So, Imagine you are building a super AJAXy Web 2.0 Application. And you want to build pretty REST APIs, that return JSON. Just like all the cool kids are doing.
Lets imagine, to display a view, you need to make 5 different API Calls to load all of the required data. The standard method is to fire off 5 XMLHTTPRequests (But you are using dojo.io, right?). This doesn’t sound that bad, until you consider what the client user agents will do.
The first two requests, A and B, will be sent off in parallel HTTP connections. but the last 3 will wait.
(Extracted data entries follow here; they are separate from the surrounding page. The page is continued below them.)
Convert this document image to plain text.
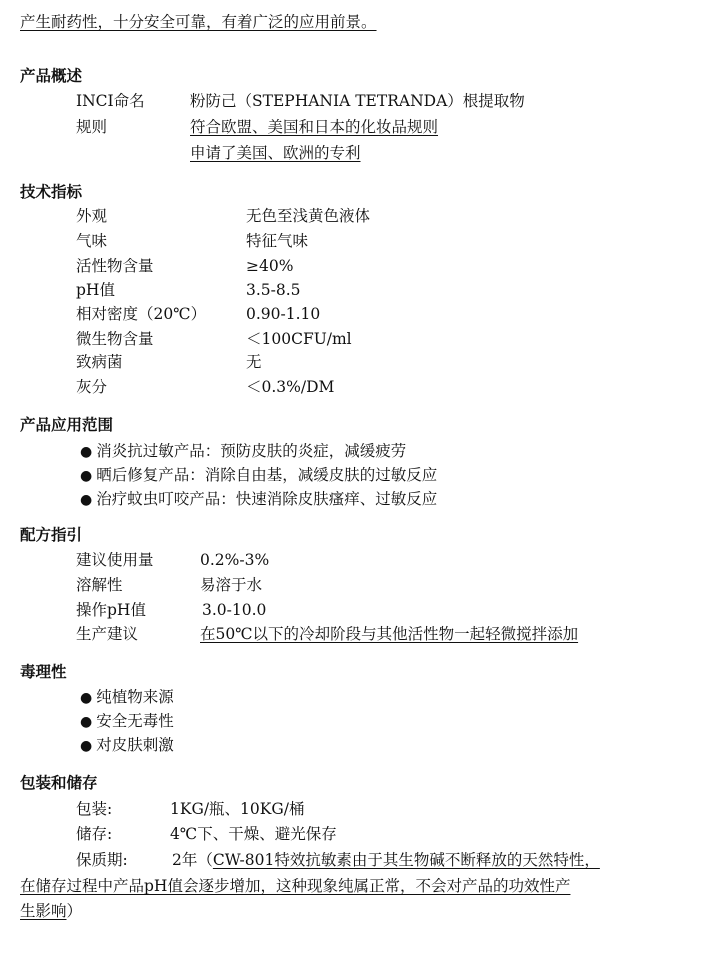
产生耐药性，十分安全可靠，有着广泛的应用前景。
产品概述
INCI命名	粉防己（STEPHANIA TETRANDA）根提取物
规则	符合欧盟、美国和日本的化妆品规则
申请了美国、欧洲的专利
技术指标
外观	无色至浅黄色液体
气味	特征气味
活性物含量	≥40%
pH值	3.5-8.5
相对密度（20℃）	0.90-1.10
微生物含量	＜100CFU/ml
致病菌	无
灰分	＜0.3%/DM
产品应用范围
● 消炎抗过敏产品：预防皮肤的炎症，减缓疲劳
● 晒后修复产品：消除自由基，减缓皮肤的过敏反应
● 治疗蚊虫叮咬产品：快速消除皮肤瘙痒、过敏反应
配方指引
建议使用量	0.2%-3%
溶解性	易溶于水
操作pH值	3.0-10.0
生产建议	在50℃以下的冷却阶段与其他活性物一起轻微搅拌添加
毒理性
● 纯植物来源
● 安全无毒性
● 对皮肤刺激
包装和储存
包装:	1KG/瓶、10KG/桶
储存:	4℃下、干燥、避光保存
保质期:	2年（CW-801特效抗敏素由于其生物碱不断释放的天然特性，
在储存过程中产品pH值会逐步增加，这种现象纯属正常，不会对产品的功效性产
生影响）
The standard limit for concurent KeepAlive enabled connections per server is 2. They wait until the entire reply of one of the first two is downloaded:
A -> sent to server
B -> sent to server
… C, D, E waiting
A <- finishes
C -> sent to server
… D, E waiting
B <- finishes
D -> sent to server
… E waiting
C <- finishes
E -> sent to server
E <- finishes
This means for 5 requests, we are doing a minimum of 3 round trips waiting for the server.
Of course, there is already a way to solve this problem. It is called HTTP Pipelining:
The problem isn’t with the specification, which Apache HTTPD supports, it is that most popular user agents disable HTTP Pipelining. Even thought Firefox 2.0 supports pipelining, it is disabled by default.
This morning over IRC, Ben and I came up with an evil alternative.
Rather than complicating our APIs, by building ‘combined’ object fetches via new APIs, we came up with the idea of multiplexing them generically, allowing any existing API to be used with any others and multiplex them together.
This resulted in mod_multiget.
To use it, you just create a request with a POST body of the URLs you want to fetch. For example if you wanted to fetch data from:
- /foo/obj/10
- /foo/obj/15
- /bar/100
You would create a POST body with:
- uri_1=/foo/obj/10
- uri_2=/foo/obj/15
- uri_3=/bar/100
When you run this against mod_multiget, in a single request, you would receive the content of 3. It is returned as a JSON object with the following format:
{
“requests”:
[
{
"uri": "/foo/obj/10",
"status": 200,
"body": {"id": 10, "data": "foobar"},
},
{
"uri": "/foo/obj/15",
"status": 200,
"body": {"id": 15, "data": "bleh"},
},
{
"uri": "/bar/100",
"status": 200,
"body": {"id": 100, "data": "badgerbadgerbadger"},
}
]
}
The body block contains the raw data of the different URIs that were requested.
To configure mod_multiget, add the following to your httpd.conf:
LoadModule multiget_module modules/mod_mutliget.so
<Location /multiget>
MultiGet on
</Location>
You can test it with curl like this:
curl -i -d \
‘&uri_1=/foo/obj/10&uri_2=/foo/obj/15&uri_3=/bar/100′ \
‘http://localhost/multiget’
A word of warning: This module does some evil evil evil stuff with Apache Internals. Sub-requests (which is how this is implemented), where never meant to really be used this way. This also currently buffers the ENTIRE REPLY in memory. But it does serve the purpose as prototype.
The cool thing is, this module works with any content handler in Apache, so if you are using RoR or Django, or any other method to create JSON, you can bulk the requests using the same module, without any modifications.
The point is, paraphrasing an internal email, this preserves encapsulation of the original APIs, maximizing delegation and allowing for re-use of existing code. This enables the back-end developers to not care about how each small request is multiplexed through this module becuase the access API they export is the same wether or not it goes through the module.
Certainly a difficult problem well tackled, although while in this prototype stage it does seem a little ineffective.
Not sure if I’d use it as of yet but I’m sure as hell going to play with it
bye, bye, cache-able GETs! Did I see something in WebDAV that did multi-gets? Perhaps that’s another alternative.
Patrick: Yes, My preference would be to introduce a new HTTP Method (MULTIGET?) to enable it to be a cachable idempotent request, rather than re-using POST.
However, in my use-case, most of this data is already sending cache-busting headers, for various other reasons, so while in the purest HTTP-person mode, I totally agree making it non-cachable sucks, but in the ‘real world’ use case I’m prototyping this for, its not useful.
Just thought I’d point out that your .c file is actually named “mutliget.c” rather than “multiget.c” – I presume this is due to large workloads and long days rather than intentional!
That said, it does make me imagine Apache as a sort of “Dick Dastardly” character in the Wacky Races, with his faithful hound “mutliget” sitting in the passenger seat, cackling away at the misfortune of his opponents… perhaps my imagination is too vivid!
“Double drat!”
This is where I nod my head and vaguely smile.